Now I'm changing DaysDifference for SKU='MA1111' to 0 and running the script again. Ther result is:
SKU AvgDiff
-------------------- -----------
MA1111 4
MA1112 8
OP1111 12
OP1112 8
Now AvgDiff for MA1111 is 4. Why? Because the average for the SKU is 0, and so the average by Vendor is taken, which has been calculated as (0 + 8) / 2 = 4.

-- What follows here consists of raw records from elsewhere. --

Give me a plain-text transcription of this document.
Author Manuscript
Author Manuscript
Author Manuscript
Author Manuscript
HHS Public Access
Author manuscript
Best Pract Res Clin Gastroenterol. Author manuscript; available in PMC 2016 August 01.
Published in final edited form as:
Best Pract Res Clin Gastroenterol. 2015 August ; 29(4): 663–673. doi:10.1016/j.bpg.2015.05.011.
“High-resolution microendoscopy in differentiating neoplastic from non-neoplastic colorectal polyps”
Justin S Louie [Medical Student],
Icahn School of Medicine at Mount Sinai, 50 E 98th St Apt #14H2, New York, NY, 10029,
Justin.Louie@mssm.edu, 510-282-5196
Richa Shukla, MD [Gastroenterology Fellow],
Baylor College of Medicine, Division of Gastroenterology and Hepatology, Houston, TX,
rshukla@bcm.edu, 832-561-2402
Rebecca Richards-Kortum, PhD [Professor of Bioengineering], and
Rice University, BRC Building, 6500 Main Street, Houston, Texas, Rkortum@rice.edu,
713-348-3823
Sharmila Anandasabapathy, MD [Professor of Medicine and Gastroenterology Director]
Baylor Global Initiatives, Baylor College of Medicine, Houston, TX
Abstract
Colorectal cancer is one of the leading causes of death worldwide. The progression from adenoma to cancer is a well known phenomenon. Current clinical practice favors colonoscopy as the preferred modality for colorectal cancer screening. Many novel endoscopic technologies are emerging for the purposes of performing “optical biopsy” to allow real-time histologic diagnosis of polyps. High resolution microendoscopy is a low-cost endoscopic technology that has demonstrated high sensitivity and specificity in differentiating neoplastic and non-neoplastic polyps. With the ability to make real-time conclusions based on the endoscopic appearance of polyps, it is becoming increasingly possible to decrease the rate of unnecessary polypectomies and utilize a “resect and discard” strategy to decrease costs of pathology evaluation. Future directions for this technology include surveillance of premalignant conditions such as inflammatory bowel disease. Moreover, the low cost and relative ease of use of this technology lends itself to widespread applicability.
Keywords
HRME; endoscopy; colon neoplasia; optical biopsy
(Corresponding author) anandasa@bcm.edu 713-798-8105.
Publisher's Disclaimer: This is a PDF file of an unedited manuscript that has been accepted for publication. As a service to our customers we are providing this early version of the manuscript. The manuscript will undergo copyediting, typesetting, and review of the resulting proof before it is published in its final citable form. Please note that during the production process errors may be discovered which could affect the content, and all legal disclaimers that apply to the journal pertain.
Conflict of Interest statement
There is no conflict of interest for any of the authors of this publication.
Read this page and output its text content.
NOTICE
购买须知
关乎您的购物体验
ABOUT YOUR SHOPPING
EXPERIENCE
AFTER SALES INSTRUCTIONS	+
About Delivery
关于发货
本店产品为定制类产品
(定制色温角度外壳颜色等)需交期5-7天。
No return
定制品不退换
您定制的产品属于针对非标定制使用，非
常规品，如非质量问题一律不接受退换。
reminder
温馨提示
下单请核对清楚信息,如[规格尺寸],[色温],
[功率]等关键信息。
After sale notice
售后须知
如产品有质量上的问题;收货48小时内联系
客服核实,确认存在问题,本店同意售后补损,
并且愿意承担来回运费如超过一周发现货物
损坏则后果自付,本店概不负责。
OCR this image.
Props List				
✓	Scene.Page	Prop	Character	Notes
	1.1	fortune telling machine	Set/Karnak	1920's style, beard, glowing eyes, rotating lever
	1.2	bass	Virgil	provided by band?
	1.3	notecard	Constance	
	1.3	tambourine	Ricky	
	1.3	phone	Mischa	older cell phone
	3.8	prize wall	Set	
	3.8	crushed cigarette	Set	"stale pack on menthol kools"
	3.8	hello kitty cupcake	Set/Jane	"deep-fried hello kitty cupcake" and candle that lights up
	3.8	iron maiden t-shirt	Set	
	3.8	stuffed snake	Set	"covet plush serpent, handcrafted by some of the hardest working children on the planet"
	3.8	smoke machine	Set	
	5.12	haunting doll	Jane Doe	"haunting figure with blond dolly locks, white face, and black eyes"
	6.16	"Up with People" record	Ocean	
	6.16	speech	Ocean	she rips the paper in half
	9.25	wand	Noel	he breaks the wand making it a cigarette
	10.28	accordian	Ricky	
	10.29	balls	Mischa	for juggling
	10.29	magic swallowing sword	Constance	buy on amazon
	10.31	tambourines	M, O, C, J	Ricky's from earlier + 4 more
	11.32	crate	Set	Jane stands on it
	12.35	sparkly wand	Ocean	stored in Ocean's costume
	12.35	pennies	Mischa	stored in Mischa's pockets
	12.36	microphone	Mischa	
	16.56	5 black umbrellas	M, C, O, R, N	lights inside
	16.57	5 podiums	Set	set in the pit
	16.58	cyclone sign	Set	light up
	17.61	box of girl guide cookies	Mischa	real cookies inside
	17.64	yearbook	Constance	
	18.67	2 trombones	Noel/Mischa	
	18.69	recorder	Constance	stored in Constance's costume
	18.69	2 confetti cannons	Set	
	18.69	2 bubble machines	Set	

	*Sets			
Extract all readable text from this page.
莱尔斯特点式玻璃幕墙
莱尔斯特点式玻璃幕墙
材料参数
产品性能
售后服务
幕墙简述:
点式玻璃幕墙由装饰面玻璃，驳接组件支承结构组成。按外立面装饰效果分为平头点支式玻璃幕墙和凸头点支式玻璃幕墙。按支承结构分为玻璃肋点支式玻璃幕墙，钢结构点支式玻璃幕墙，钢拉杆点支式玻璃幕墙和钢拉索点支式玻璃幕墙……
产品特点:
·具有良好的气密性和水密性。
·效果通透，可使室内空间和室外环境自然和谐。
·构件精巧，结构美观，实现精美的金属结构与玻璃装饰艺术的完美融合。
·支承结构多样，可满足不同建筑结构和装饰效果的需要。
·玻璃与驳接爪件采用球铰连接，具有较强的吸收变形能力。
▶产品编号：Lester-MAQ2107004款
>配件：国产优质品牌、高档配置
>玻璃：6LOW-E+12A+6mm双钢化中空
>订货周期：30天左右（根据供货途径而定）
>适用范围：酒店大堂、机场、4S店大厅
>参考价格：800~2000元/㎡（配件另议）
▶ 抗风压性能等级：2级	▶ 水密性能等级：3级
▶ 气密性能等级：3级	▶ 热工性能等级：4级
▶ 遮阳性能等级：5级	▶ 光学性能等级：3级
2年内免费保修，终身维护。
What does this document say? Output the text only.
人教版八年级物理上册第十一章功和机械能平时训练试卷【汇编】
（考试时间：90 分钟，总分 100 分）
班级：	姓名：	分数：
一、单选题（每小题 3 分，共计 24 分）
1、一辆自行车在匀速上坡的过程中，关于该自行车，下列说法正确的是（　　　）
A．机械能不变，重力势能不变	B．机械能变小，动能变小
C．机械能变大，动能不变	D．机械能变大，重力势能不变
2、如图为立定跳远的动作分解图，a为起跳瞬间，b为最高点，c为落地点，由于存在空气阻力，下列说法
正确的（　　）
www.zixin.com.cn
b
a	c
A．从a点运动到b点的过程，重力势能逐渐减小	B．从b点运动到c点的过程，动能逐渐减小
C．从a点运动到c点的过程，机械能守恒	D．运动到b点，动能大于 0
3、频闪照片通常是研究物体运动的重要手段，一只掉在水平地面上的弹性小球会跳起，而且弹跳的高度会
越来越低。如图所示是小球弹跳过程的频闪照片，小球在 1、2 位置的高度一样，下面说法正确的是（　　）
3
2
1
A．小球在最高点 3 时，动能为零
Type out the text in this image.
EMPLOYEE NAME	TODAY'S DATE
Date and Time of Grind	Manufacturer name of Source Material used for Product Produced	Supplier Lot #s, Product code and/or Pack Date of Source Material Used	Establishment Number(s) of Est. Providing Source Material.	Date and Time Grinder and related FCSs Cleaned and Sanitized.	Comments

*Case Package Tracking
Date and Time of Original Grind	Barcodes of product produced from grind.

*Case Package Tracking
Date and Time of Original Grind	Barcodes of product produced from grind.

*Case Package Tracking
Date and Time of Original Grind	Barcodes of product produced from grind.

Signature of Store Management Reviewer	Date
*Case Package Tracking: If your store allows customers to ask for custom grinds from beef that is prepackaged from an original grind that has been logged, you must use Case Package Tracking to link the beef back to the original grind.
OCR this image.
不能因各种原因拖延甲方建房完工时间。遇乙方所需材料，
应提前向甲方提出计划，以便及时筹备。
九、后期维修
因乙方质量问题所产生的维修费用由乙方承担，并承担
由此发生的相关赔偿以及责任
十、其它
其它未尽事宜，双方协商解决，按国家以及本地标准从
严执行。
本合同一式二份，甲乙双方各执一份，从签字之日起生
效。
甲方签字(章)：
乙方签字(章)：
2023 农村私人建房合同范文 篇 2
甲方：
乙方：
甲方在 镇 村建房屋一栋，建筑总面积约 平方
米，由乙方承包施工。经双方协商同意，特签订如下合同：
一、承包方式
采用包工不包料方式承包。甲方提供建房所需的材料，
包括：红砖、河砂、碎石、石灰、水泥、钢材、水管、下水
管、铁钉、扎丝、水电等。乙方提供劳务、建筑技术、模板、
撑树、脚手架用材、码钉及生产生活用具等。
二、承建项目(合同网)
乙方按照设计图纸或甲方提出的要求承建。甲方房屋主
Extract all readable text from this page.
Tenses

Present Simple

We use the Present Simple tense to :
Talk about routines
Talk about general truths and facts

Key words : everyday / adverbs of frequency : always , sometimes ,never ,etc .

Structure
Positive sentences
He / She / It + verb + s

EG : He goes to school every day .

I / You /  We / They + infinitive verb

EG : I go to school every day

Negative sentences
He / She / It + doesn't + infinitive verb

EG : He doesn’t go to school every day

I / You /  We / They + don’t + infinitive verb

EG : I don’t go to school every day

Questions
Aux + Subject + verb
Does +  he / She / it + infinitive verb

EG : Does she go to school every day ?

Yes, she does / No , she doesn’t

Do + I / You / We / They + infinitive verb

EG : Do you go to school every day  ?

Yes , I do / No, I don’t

Next step is to set DaysDifference to 0 for all the SKUs of the same Vendor. In this case I'm setting it for SKUs MA1111 and MA1112. Here's the result of the script for this change:
SKU AvgDiff
-------------------- -----------
MA1111 7
MA1112 7
OP1111 12
OP1112 8
So now AvgDiff is 7 for both MA1111 and MA1112. How has it become so? Both have DaysDifference = 0. That means that the average by Vendor should be taken for each one. But Vendor average is 0 too in this case. According to the requirement, the average here should default to 7, which is what the script has returned.
So the script seems to be working correctly. I understand that it's either me having missed something or you having forgotten to mention some details. In any case, I would be glad to see where this script fails to solve your problem.